The DCA Warriors group, based initially around struggles by members to secure the monthly domiciliary care allowance (DCA), has issued all its members with a policy document that focuses on problems with the education system as experienced by the children in their care.
The campaign is being conducted in collaboration with Dublin law firm KOD Lyons, and a spokeswoman for the group, Margaret Lennon, said it planned to “escalate” its campaign in future.
The campaign seeks a number of policy pledges, including: Fully reasoned decisions within eight weeks in relation to applications for domiciliary care allowance; carers allowance; carers benefit; and disability allowance; the establishment of an independent investigation and complaints unit for education with the power to enforce decisions; an urgent independent review of the assessment of need process and the Disability Act 2005 to include the streamlining of early intervention services for children until the age of 12; and an overhaul of and adequate resourcing of child and adolescent mental health services with independent oversight.

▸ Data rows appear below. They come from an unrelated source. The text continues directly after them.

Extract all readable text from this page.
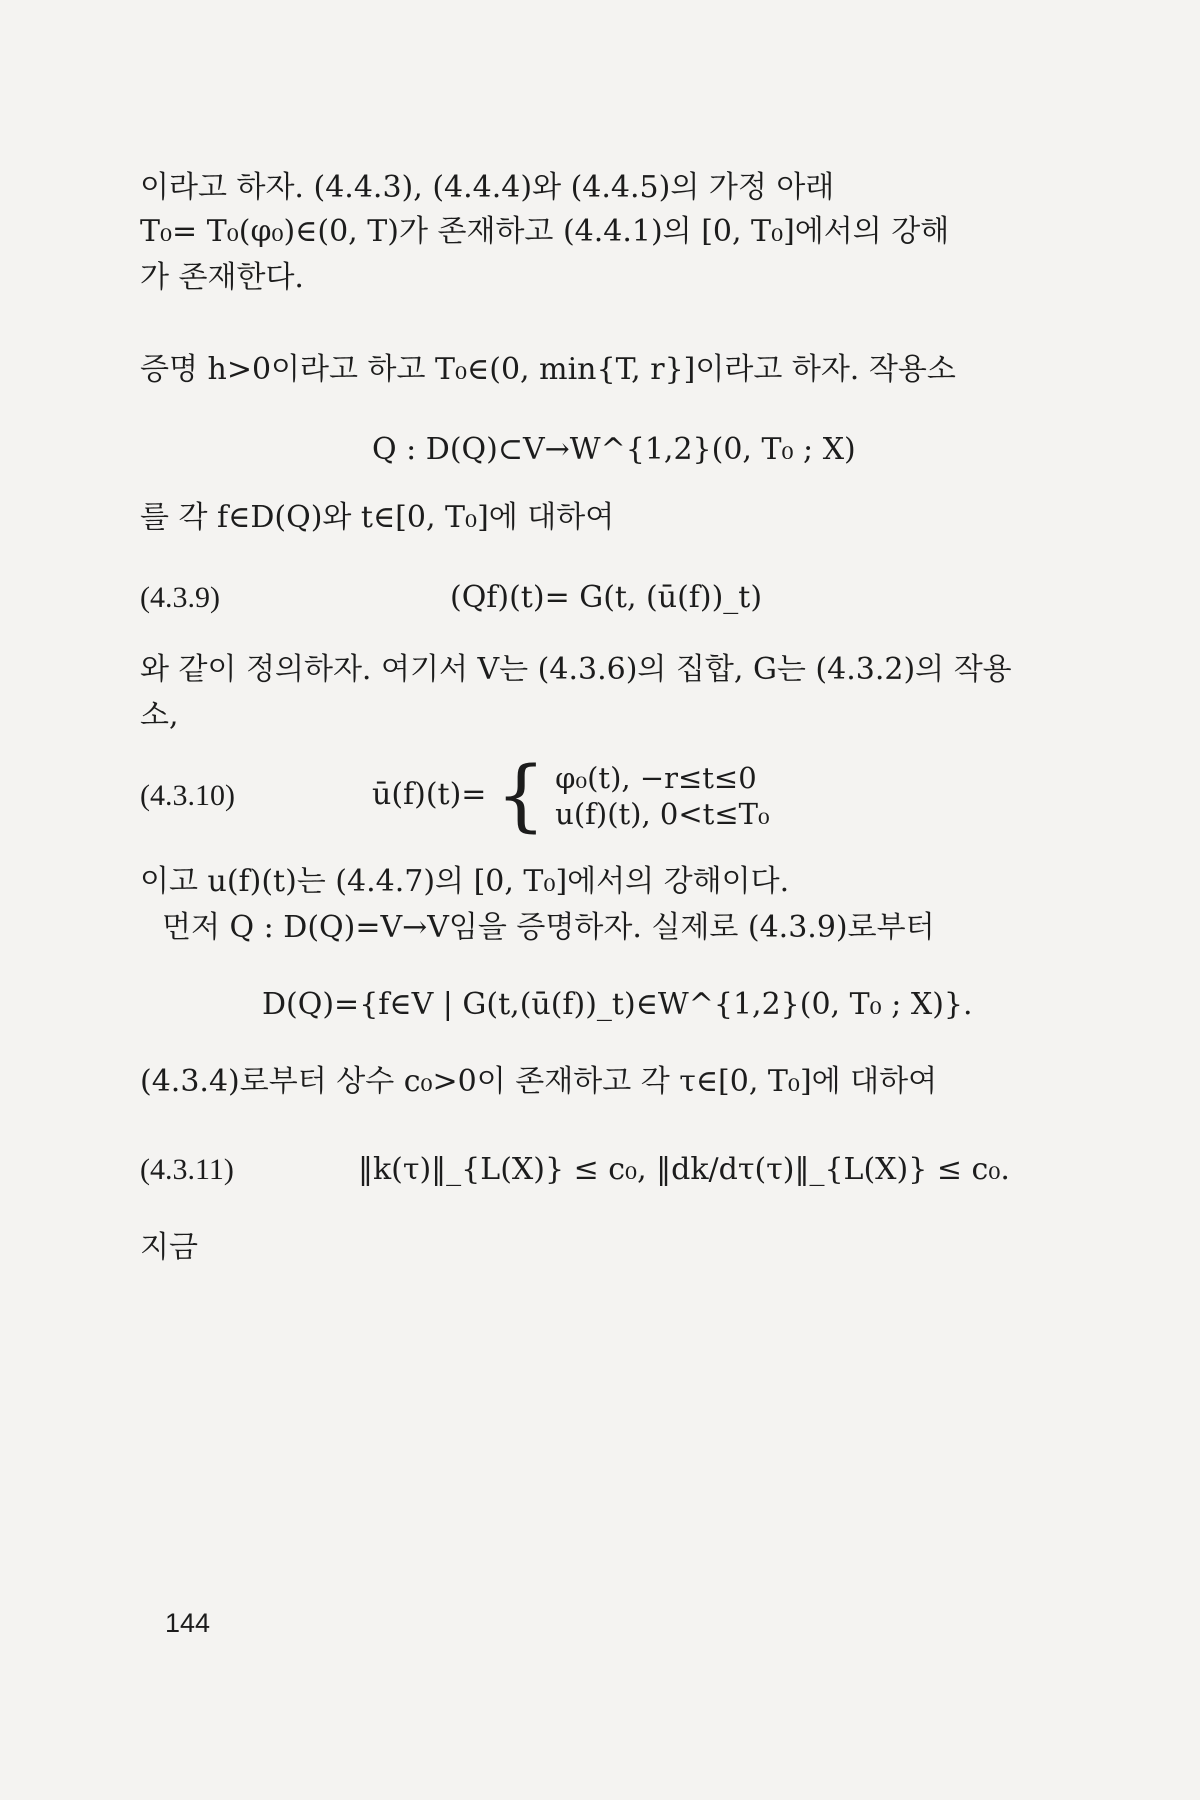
이라고 하자. (4.4.3), (4.4.4)와 (4.4.5)의 가정 아래
T₀= T₀(φ₀)∈(0, T)가 존재하고 (4.4.1)의 [0, T₀]에서의 강해
가 존재한다.
증명 h>0이라고 하고 T₀∈(0, min{T, r}]이라고 하자. 작용소
Q : D(Q)⊂V→W^{1,2}(0, T₀ ; X)
를 각 f∈D(Q)와 t∈[0, T₀]에 대하여
(4.3.9)	(Qf)(t)= G(t, (ū(f))_t)
와 같이 정의하자. 여기서 V는 (4.3.6)의 집합, G는 (4.3.2)의 작용
소,
(4.3.10)	ū(f)(t)= { φ₀(t), −r≤t≤0
u(f)(t), 0<t≤T₀
이고 u(f)(t)는 (4.4.7)의 [0, T₀]에서의 강해이다.
먼저 Q : D(Q)=V→V임을 증명하자. 실제로 (4.3.9)로부터
D(Q)={f∈V | G(t,(ū(f))_t)∈W^{1,2}(0, T₀ ; X)}.
(4.3.4)로부터 상수 c₀>0이 존재하고 각 τ∈[0, T₀]에 대하여
(4.3.11)	‖k(τ)‖_{L(X)} ≤ c₀, ‖dk/dτ(τ)‖_{L(X)} ≤ c₀.
지금
144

The group also wants full implementation of the Education of Persons with Special Education Needs Act 2004, including the necessity for all children to have an individual education plan, the national educational psychological service assessments to be based instead on the individual needs of children arising in a school setting, and the immediate removal of isolation/seclusion rooms for punishment.
Ms Lennon said that all members had been asked to get a written response from candidates in relation to the issues raised on the doorsteps.
“Our children are entitled to an equal position in Ireland,” she said. “We should not be pleading for something that is there in the Constitution.”
She said that many members of the group had raised concerns that resources provided to schools for special needs education purposes were instead being used elsewhere.
“A lot of people are being forced out of mainstream settings,” said Ms Lennon.